Can you believe we have less than 2 days left of our January Whole30?!?! It really flew by for me and I am feeling great!
When I did my first Whole30 I felt so unbelievably amazing towards the end! I lost weight, I no longer had bloat at the end of the day, my chronic fatigue and headaches were gone, and my endometriosis symptoms were sooooo much better. I knew that I didn’t want this to be a 30 day diet. I started this wanting to learn more about my body and what was fueling it the best. Lucky for me, that’s what the Whole30 was meant for!! It’s not only a 30 day nutritional reset, it is a program meant to help you become more aware. More aware of your relationship with food, how the food you are eating is making you feel and last but not least…how to carry over a healthy relationship with food after the 30 days. But I’m not going to lie, when the end started getting close I started getting nervous. I didn’t want to start eating off plan foods and take a step back again in my health…not when I had worked so hard to get where I was. Eating healthy is so much easier when you have a clear cut guide to what you are and aren’t allowed to eat. It takes the guess work out and it takes away a great big margin of error. But the Whole30 program is not meant to last forever, as this amount of restriction for long periods is just not practical.
First, I started thinking about all of the foods that I had cut out for the past 30 days. I pulled out the foods that I wasn’t missing or that just weren’t worth it to me to add back in. Number one for me was gluten containing foods. I knew most of my problems (headaches, endometriosis, and hypothyroidism) are mainly caused by systemic inflammation, with a major culprit of that being gluten. There are so many options for healthier gluten free things that I knew I wouldn’t miss it much. Next up, milk. With so many delicious alternatives that I love (almond milk, coconut, flax milk, cashew milk) I could definitely leave that out. The main things I was missing were black beans, some gluten free grains (white rice, corn tortillas and chips, and popcorn), cheese and ice cream. Emphasis on ice cream!

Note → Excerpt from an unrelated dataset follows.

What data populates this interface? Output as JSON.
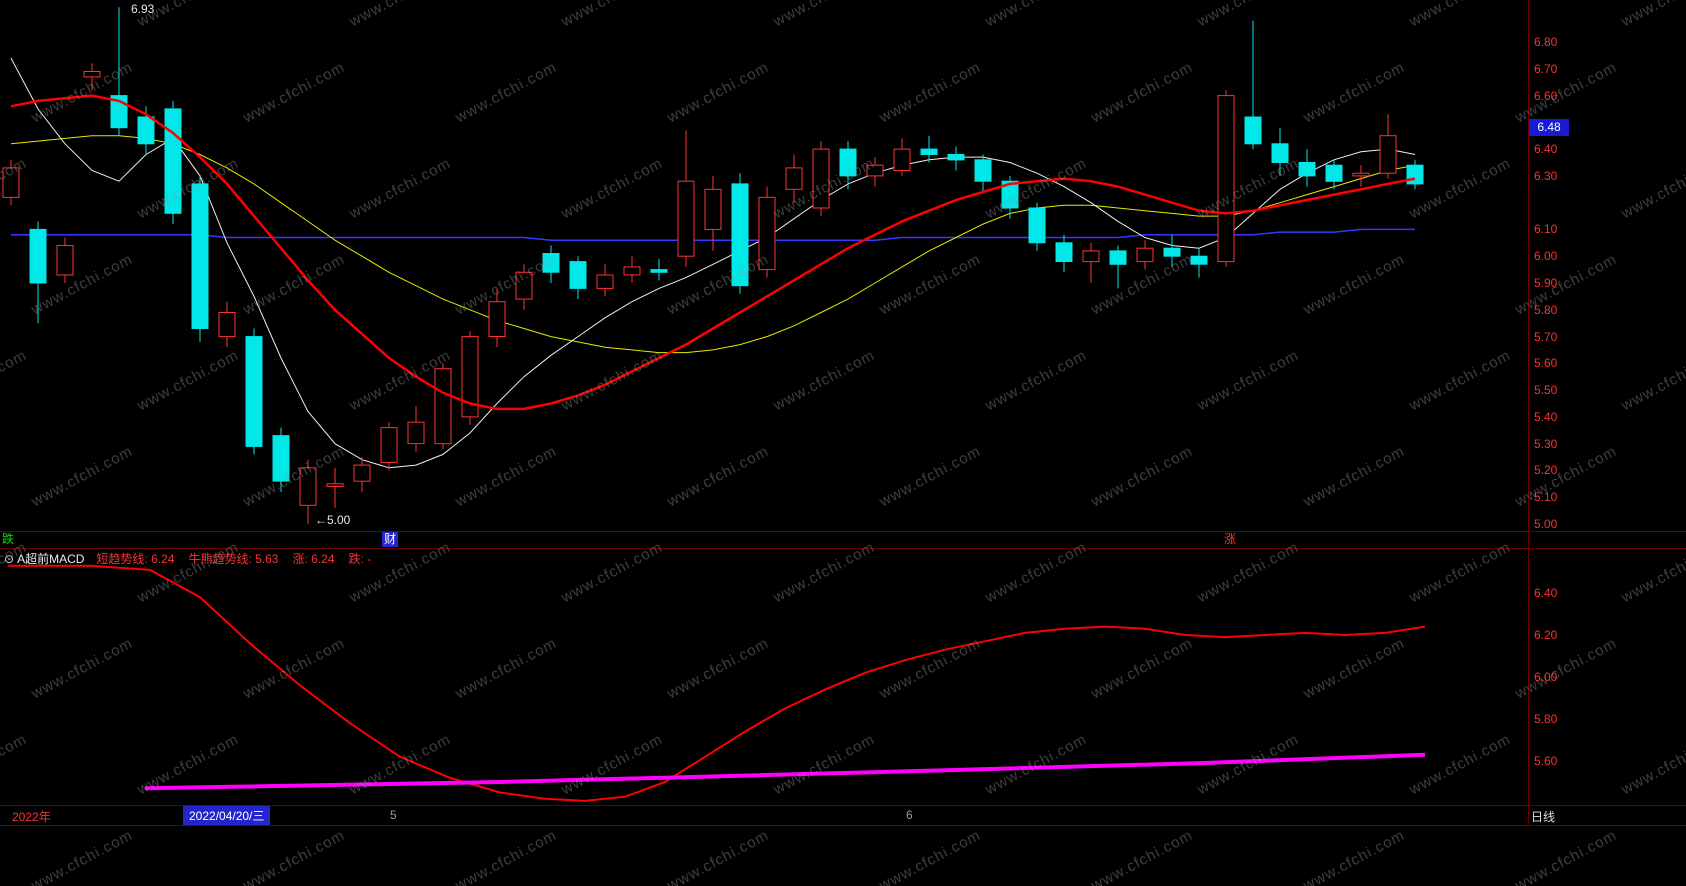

Next came the Whole30 Reintroduction plan! They take you through the whole reintroduction phase in the It Starts With Food and The Whole30 book, but they also have it in this post. It is super important to introduce one food group at a time so you can see how your body responds to it and so the results aren’t skewed by other ingredients (besides added sugar b/c that is hard to avoid when adding new foods). There is a sample plan introducing legumes first, non-gluten grains, dairy, and then lastly gluten- containing grains. They are in this order due to the potential effects the food can cause. Legumes are way less likely to make you feel like junk than gluten-grains. However, you can do them in any order you desire, just keep in mind that after dairy or gluten-grains it might take you longer to feel 100% and ready to move to the next food group. So here’s how it goes…
Day 1-Legumes: Eat some beans, peanut butter, soy sauce, etc. Just make sure that there are no other off limit ingredients. For the next 2 days, go back to eating strictly Whole30 and be super honest with yourself about how you feel. Are you bloated? Lethargic?
Day 4- Non-gluten Grains: Eat a slice of gluten free toast, some white rice and some corn tortillas! For the next 2 days, go back to eating strictly Whole30 and be honest with yourself about how you feel. Are you bloated? Lethargic? Achy?
Day 7- Dairy: Eat some yogurt, cheese, ice cream (we all know you want to try ice cream!), etc. For the next 2 days, go back to eating strictly Whole30 and be honest with yourself about how you feel. Are you lethargic? Congested? Breaking out?
Day 10- Non-gluten Grains: Eat some whole wheat bread, pasta, cake, etc. For the next 2 days, go back to eating strictly Whole30 and be honest with yourself about how you feel. Are you lethargic? Achy? Bloated? Gassy? Constipated? Craving sugar?